Não se pode, sob nenhuma hipótese, apoiar a postura dos irmãos radicais, mas é importante que se reflita acerca do "anti" presente na postura dos cartunistas; eles não se apresentavam como um grupo que percebia a religião como apenas mais um elemento das sociedades, mas se colocavam como adversários mesmo, independentemente da religião que estivesse em foco.

Apresentando-se como "antirreligiosos", abriram caminho para o embate, já que quem é "anti" se coloca automaticamente em um confronto, chamando o agora "inimigo" para a luta. Sem esquecer que o Charlie Hebdo foi também responsável por um dos atos mais abjetos de que se tem notícia na história do cartum, ao comparar a ministra da justiça francesa Christiane Taubira a uma macaca. Assim, não tenho crise em ser Charlie na luta antiterror, mas contra Charlie na luta para a supressão do racismo e dos preconceitos no mundo.

Reconheço, desconsiderando os vacilos acima descritos, que, para um sujeito que aprendeu política muito mais através dos cartuns do que nas aulas de Ciência Política na faculdade de Ciências Sociais, tendo colecionado a revista Bundas, acompanhado o Salão de Humor de Piracicaba, admirado a sagacidade da Mafalda, se encantado com os cartuns da revista Caros Amigos, bem como "pirado" com a inteligência das tirinhas do Henfil (que só conheci no final dos anos 1990, lendo-lhe a biografia), perder os humoristas do Charlie Hebdo (inspiradores de todos os que anteriormente citei) é uma tragédia imensa.

No que poderá ser pauta para boas reflexões e debates, mais uma vez se coloca a religião no centro da arena, trazendo novamente à tona a islamofobia mundial, a xenofobia europeia e os vigorosos sorrisos de certeza da ultradireitista Marine Le Pen, fomentando um discurso com potencial para tragédias de proporções ainda maiores.
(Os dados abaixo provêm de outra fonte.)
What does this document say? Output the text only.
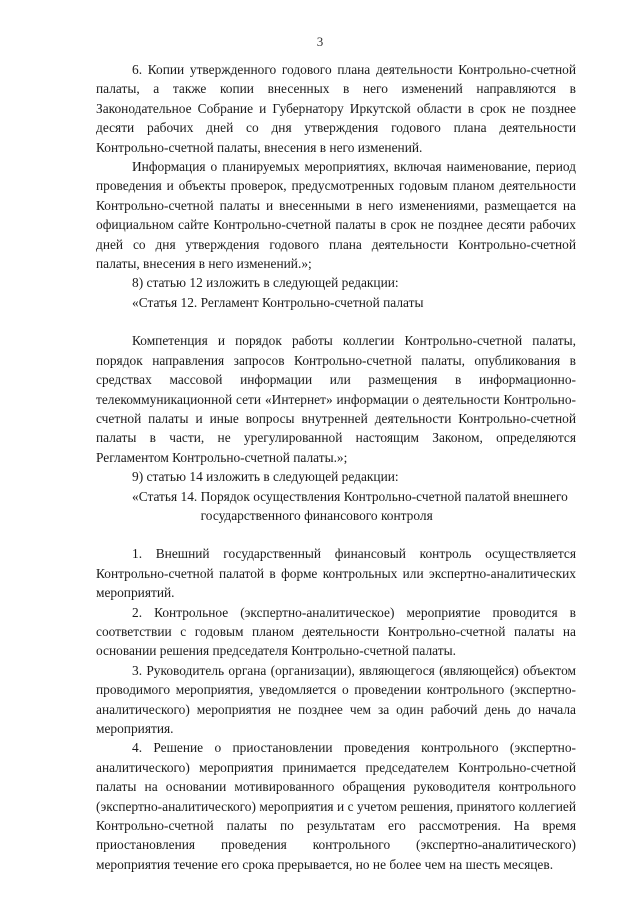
3

6. Копии утвержденного годового плана деятельности Контрольно-счетной палаты, а также копии внесенных в него изменений направляются в Законодательное Собрание и Губернатору Иркутской области в срок не позднее десяти рабочих дней со дня утверждения годового плана деятельности Контрольно-счетной палаты, внесения в него изменений.

Информация о планируемых мероприятиях, включая наименование, период проведения и объекты проверок, предусмотренных годовым планом деятельности Контрольно-счетной палаты и внесенными в него изменениями, размещается на официальном сайте Контрольно-счетной палаты в срок не позднее десяти рабочих дней со дня утверждения годового плана деятельности Контрольно-счетной палаты, внесения в него изменений.»;

8) статью 12 изложить в следующей редакции:

«Статья 12. Регламент Контрольно-счетной палаты

Компетенция и порядок работы коллегии Контрольно-счетной палаты, порядок направления запросов Контрольно-счетной палаты, опубликования в средствах массовой информации или размещения в информационно-телекоммуникационной сети «Интернет» информации о деятельности Контрольно-счетной палаты и иные вопросы внутренней деятельности Контрольно-счетной палаты в части, не урегулированной настоящим Законом, определяются Регламентом Контрольно-счетной палаты.»;

9) статью 14 изложить в следующей редакции:

«Статья 14. Порядок осуществления Контрольно-счетной палатой внешнего государственного финансового контроля

1. Внешний государственный финансовый контроль осуществляется Контрольно-счетной палатой в форме контрольных или экспертно-аналитических мероприятий.

2. Контрольное (экспертно-аналитическое) мероприятие проводится в соответствии с годовым планом деятельности Контрольно-счетной палаты на основании решения председателя Контрольно-счетной палаты.

3. Руководитель органа (организации), являющегося (являющейся) объектом проводимого мероприятия, уведомляется о проведении контрольного (экспертно-аналитического) мероприятия не позднее чем за один рабочий день до начала мероприятия.

4. Решение о приостановлении проведения контрольного (экспертно-аналитического) мероприятия принимается председателем Контрольно-счетной палаты на основании мотивированного обращения руководителя контрольного (экспертно-аналитического) мероприятия и с учетом решения, принятого коллегией Контрольно-счетной палаты по результатам его рассмотрения. На время приостановления проведения контрольного (экспертно-аналитического) мероприятия течение его срока прерывается, но не более чем на шесть месяцев.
Tudo porque mexeram numa caixa que tem poder para matar infinitamente mais do que qualquer tragédia aérea. Ainda viciado em cartuns, mas de luto, je suis Charlie; ainda que com ressalvas.

liberdade, beleza e Graça...


4 comentários:

Liana disse...

Muito bem dito. Cartunistas e humoristas em geral, estão passando da crítica para o "anti", para mim, extremistas da mesma forma.

Unknown disse...

Olá Cleinton,

Quanto tempo...

Após ver uma foto sua no site da Faculdade Unida, fiquei curiosa para saber como você está. Mas, pelo que percebi você não compartilha do mal necessário chamado Facebook, o que tornou bem mais difícil o contato. Talvez seja esse o plano.
Enfim, após uma certa caminhada cheguei a este blog onde li muitas das suas reflexões. Devo dizer que permanecem na medida (in)exata, medida mais do que necessária para todos aqueles que sofrem com o dom de pensar e sentir em demasia.
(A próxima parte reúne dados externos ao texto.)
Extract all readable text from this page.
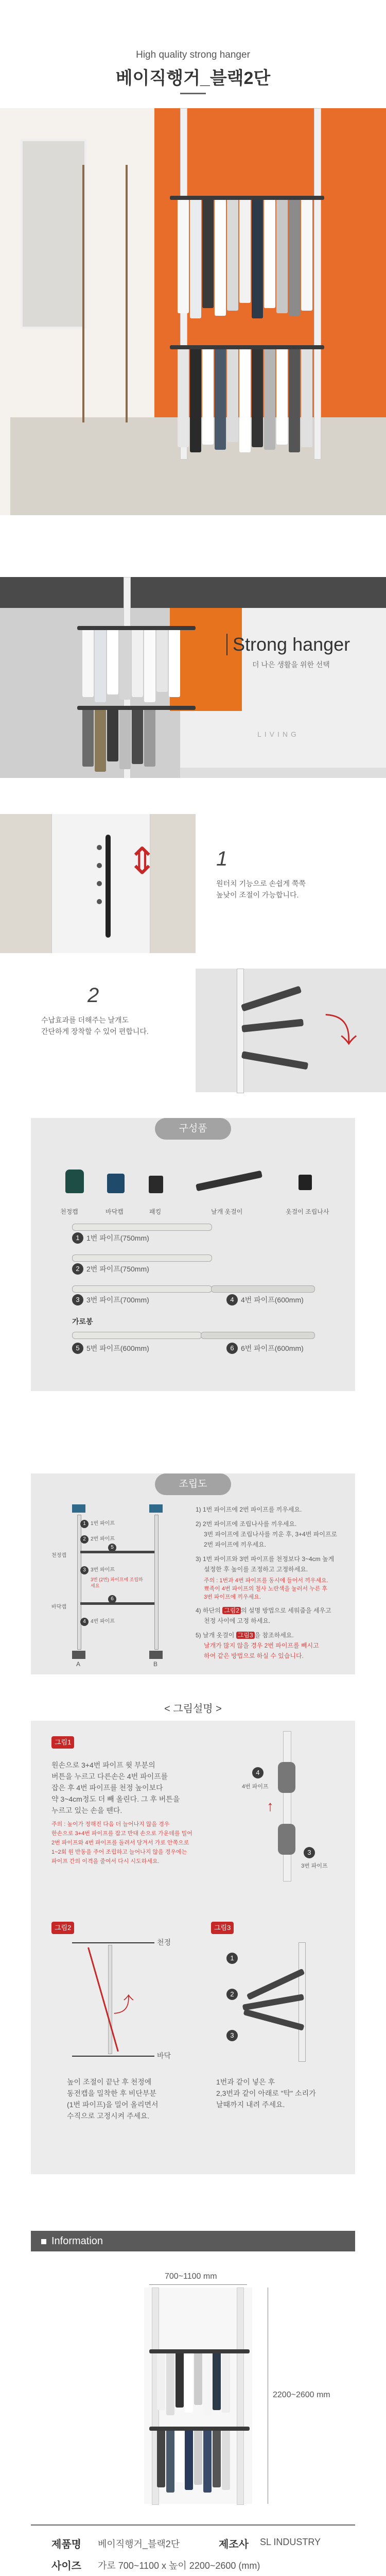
High quality strong hanger
베이직행거_블랙2단
Strong hanger
더 나은 생활을 위한 선택
LIVING
⇕	1
원터치 기능으로 손쉽게 쭉쭉
높낮이 조절이 가능합니다.
2
수납효과를 더해주는 날개도
간단하게 장착할 수 있어 편합니다.	⤵
구성품
천정캡	바닥캡	패킹	날개 옷걸이	옷걸이 조립나사
1 1번 파이프(750mm)
2 2번 파이프(750mm)
3 3번 파이프(700mm)	4 4번 파이프(600mm)
가로봉
5 5번 파이프(600mm)	6 6번 파이프(600mm)
조립도
1
2
3
4
5
6
1번 파이프
2번 파이프
3번 파이프
3번 (2번) 파이프에 조립하세요
4번 파이프
천정캡
바닥캡
A	B
1) 1번 파이프에 2번 파이프를 끼우세요.
2) 2번 파이프에 조립나사를 끼우세요.
3번 파이프에 조립나사를 끼운 후, 3+4번 파이프로
2번 파이프에 끼우세요.
3) 1번 파이프와 3번 파이프를 천정보다 3~4cm 높게
설정한 후 높이를 조정하고 고정하세요.
주의 : 1번과 4번 파이프를 동시에 들어서 끼우세요.
뾰족이 4번 파이프의 철사 노란색을 눌러서 누른 후
3번 파이프에 끼우세요.
4) 하단의 그림2 의 설명 방법으로 세워줍을 세우고
천정 사이에 고정 하세요.
5) 날개 옷걸이 그림3 을 참조하세요.
날개가 많지 않을 경우 2번 파이프를 빼시고
하여 같은 방법으로 하실 수 있습니다.
< 그림설명 >
그림1
원손으로 3+4번 파이프 윗 부분의
버튼을 누르고 다른손은 4번 파이프를
잡은 후 4번 파이프를 천정 높이보다
약 3~4cm정도 더 빼 올린다. 그 후 버튼을
누르고 있는 손을 뗀다.
주의 : 높이가 정해진 다음 더 늘어나지 않을 경우
한손으로 3+4번 파이프를 잡고 반대 손으로 가운데를 밀어
2번 파이프와 4번 파이프를 돌려서 당겨서 가로 안쪽으로
1~2회 원 반동을 주어 조립하고 늘어나지 않을 경우에는
파이프 간의 이격을 줄여서 다시 시도하세요.
4
4번 파이프
3
3번 파이프
↑
그림2
⤴
천정
바닥
높이 조절이 끝난 후 천정에
동전캡을 밀착한 후 비단부분
(1번 파이프)을 밀어 올리면서
수직으로 고정시켜 주세요.
그림3
1
2
3
1번과 같이 넣은 후
2,3번과 같이 아래로 "탁" 소리가
날때까지 내려 주세요.
Information
700~1100 mm
2200~2600 mm
제품명 베이직행거_블랙2단	제조사 SL INDUSTRY
사이즈 가로 700~1100 x 높이 2200~2600 (mm)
Se desejar entrar em contato, será muito bom receber notícias suas.


Grande abraço,
Adriana

Unknown disse...

Muito bom o texto. Mas, é preciso ter cuidado para não fomentar um discurso a favor de uma censura, mesmo que inconsciente...

Fredy Fernandes disse...

Muito bom esse texto. Sugere boa reflexäo sobre essa linha tênue da liberdade de expressäo e de imprensa, e a liberdade religiosa e a ideologia religiosa.
Acredito que o fundamentalismo religioso faz com haja desproporcionalidade entre a açäo, de um lado, e a reaçäo, de outro. Grande é a miopia, desatrosos os dedobramentos.